Virgin Galactic will offer space flights for $200,000, and says it has already received more than 150 firm reservations and taken $13.1 million in deposits. Some 45,000 people have expressed an interest in the trips.
The spacecraft to be used by Virgin is based on SpaceShipOne, which in 2004 won the $10 million Ansari X prize offered to the first private organisation to launch a reusable manned spacecraft into space twice within two weeks. Virgin is building five models of SpaceShipTwo, a larger version.
The craft is attached to a larger plane -- White Knight Two -- for take-off from the ground, and then detaches at 50,000 feet from the carrier aircraft before accelerating rapidly and entering sub-orbital space. Virgin says customers will spend 15 minutes in space, including five minutes of weightlessness.
"You'll go up under the mother ship, attached to it; you'll be dropped away and then you'll have the rush of your life as the craft goes from zero miles an hour to 4,000 miles an hour, taking you into space where you will be able to unfasten your seatbelt and enjoy weightlessness, see the curve of the earth and see the atmosphere," Branson said.
Family on first flight
The entrepreneur says he plans to be on the first commercial Virgin Atlantic flight along with his children and parents -- including his 91-year-old father. Branson says safety is of paramount importance to the venture.
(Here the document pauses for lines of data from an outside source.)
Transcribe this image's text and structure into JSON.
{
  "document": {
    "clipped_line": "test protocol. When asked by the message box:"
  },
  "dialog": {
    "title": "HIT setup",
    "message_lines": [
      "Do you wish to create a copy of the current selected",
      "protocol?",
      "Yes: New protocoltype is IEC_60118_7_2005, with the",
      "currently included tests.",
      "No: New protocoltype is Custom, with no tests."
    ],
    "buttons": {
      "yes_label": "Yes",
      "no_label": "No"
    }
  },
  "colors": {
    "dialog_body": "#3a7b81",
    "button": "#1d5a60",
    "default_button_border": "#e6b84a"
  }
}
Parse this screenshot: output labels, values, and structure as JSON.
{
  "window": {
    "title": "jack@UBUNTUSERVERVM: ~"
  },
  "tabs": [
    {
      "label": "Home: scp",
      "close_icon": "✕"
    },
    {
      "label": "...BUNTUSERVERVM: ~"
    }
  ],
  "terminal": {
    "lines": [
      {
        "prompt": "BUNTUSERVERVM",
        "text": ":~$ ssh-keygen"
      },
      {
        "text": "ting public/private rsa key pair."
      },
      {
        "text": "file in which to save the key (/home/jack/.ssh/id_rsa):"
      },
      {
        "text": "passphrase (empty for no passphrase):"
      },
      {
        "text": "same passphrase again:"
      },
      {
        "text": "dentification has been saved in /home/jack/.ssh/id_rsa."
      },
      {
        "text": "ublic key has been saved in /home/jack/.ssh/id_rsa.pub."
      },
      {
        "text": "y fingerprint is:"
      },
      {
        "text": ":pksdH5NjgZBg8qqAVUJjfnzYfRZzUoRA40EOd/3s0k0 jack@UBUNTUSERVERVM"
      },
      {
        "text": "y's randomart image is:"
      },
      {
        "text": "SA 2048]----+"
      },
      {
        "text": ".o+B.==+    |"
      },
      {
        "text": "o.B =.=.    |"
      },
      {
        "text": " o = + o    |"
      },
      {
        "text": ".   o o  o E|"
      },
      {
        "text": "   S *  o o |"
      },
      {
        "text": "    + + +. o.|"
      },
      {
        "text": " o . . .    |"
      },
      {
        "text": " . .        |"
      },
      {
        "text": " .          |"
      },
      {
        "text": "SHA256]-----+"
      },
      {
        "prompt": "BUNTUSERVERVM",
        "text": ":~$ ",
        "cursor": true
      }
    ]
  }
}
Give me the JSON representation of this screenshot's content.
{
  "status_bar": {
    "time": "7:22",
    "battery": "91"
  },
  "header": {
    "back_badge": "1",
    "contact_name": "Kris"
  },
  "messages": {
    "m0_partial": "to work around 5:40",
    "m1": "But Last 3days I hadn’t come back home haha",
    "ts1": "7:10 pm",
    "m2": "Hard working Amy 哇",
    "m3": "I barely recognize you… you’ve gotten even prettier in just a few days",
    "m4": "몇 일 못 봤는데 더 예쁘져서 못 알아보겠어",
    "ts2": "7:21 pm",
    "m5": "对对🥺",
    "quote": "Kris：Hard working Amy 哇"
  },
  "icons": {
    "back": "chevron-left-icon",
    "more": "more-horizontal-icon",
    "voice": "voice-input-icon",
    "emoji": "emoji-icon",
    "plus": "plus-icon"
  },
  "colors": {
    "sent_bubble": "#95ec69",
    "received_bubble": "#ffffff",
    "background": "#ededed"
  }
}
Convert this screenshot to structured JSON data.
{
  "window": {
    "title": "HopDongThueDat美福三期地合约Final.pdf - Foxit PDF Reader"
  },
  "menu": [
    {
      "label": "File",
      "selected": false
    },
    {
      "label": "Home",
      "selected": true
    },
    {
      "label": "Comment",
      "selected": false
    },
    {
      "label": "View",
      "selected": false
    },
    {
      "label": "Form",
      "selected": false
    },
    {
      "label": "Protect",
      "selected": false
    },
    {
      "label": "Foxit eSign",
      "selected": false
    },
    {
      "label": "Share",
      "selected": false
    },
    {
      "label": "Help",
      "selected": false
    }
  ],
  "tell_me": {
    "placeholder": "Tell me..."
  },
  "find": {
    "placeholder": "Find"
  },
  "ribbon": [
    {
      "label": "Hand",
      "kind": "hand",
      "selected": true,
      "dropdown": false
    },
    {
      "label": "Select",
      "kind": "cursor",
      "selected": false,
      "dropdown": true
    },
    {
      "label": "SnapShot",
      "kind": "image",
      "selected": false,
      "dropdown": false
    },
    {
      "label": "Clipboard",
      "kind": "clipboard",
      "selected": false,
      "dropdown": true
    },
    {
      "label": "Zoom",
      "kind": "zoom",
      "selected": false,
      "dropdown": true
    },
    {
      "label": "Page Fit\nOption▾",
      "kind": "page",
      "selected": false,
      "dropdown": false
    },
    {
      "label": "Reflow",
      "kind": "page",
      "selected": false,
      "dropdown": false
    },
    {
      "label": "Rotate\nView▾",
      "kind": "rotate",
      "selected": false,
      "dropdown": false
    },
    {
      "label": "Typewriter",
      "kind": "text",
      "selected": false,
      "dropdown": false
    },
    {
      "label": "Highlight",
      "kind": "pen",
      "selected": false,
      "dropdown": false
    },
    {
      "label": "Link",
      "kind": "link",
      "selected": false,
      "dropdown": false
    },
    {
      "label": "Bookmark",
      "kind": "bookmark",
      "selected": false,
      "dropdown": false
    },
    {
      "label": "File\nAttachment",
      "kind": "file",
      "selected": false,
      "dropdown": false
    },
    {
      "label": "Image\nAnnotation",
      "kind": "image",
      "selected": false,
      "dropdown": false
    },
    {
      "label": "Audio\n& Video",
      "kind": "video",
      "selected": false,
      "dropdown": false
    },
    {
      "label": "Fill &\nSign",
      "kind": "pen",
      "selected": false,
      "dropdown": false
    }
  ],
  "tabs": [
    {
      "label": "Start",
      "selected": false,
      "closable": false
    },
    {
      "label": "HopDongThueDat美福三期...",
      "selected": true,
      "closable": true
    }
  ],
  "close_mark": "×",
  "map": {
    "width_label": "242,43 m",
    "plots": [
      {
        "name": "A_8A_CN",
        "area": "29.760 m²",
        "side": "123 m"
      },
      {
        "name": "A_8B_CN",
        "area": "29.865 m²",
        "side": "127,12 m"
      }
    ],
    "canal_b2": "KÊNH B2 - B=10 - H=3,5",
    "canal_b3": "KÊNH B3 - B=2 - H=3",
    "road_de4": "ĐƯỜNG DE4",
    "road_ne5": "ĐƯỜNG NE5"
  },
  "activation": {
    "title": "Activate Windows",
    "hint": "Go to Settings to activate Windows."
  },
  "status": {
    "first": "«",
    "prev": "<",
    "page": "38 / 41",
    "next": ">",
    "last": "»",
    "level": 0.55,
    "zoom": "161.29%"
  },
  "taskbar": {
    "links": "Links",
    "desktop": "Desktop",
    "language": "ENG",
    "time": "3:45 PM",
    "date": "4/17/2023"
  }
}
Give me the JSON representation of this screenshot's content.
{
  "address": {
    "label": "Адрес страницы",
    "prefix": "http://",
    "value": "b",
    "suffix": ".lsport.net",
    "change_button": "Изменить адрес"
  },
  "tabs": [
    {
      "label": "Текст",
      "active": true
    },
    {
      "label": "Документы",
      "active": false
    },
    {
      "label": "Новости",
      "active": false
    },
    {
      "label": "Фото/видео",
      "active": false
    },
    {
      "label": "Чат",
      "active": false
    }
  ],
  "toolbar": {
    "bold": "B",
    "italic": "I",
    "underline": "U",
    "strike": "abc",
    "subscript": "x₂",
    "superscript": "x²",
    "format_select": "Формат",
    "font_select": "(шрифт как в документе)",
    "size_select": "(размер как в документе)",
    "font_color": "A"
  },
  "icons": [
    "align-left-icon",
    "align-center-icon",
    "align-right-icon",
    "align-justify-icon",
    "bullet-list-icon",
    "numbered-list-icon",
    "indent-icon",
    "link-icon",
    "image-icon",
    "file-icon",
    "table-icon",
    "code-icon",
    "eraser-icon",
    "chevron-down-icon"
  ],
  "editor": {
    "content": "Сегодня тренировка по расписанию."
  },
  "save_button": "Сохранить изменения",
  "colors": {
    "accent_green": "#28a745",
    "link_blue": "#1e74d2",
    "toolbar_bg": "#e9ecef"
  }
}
"We have to launch this on the basis that we're giving people a return ticket," he said. "We have the best safety record in transportation of any group of companies in the world."
The venture has several competitors, including Space Adventures, a US-based company that has already sent three space tourists on a Russian Soyuz rocket to the International Space Station for $20 million each. The firm now plans to use Russian technology to send tourists on suborbital flights.
But Branson said competitors had not tested their spacecraft and he was confident Virgin was ahead.
He said he expected Virgin Galactic to be a commercially viable venture that eventually makes space travel accessible to millions of people. The venture hopes to fly 50,000 people into space in its first 10 years of operation, and Branson said that with time space travel would become cheaper.
"I don't think that anything like this could survive unless it was commercially viable," he said. "I think this can be a commercially successful venture as well as an awesome adventure."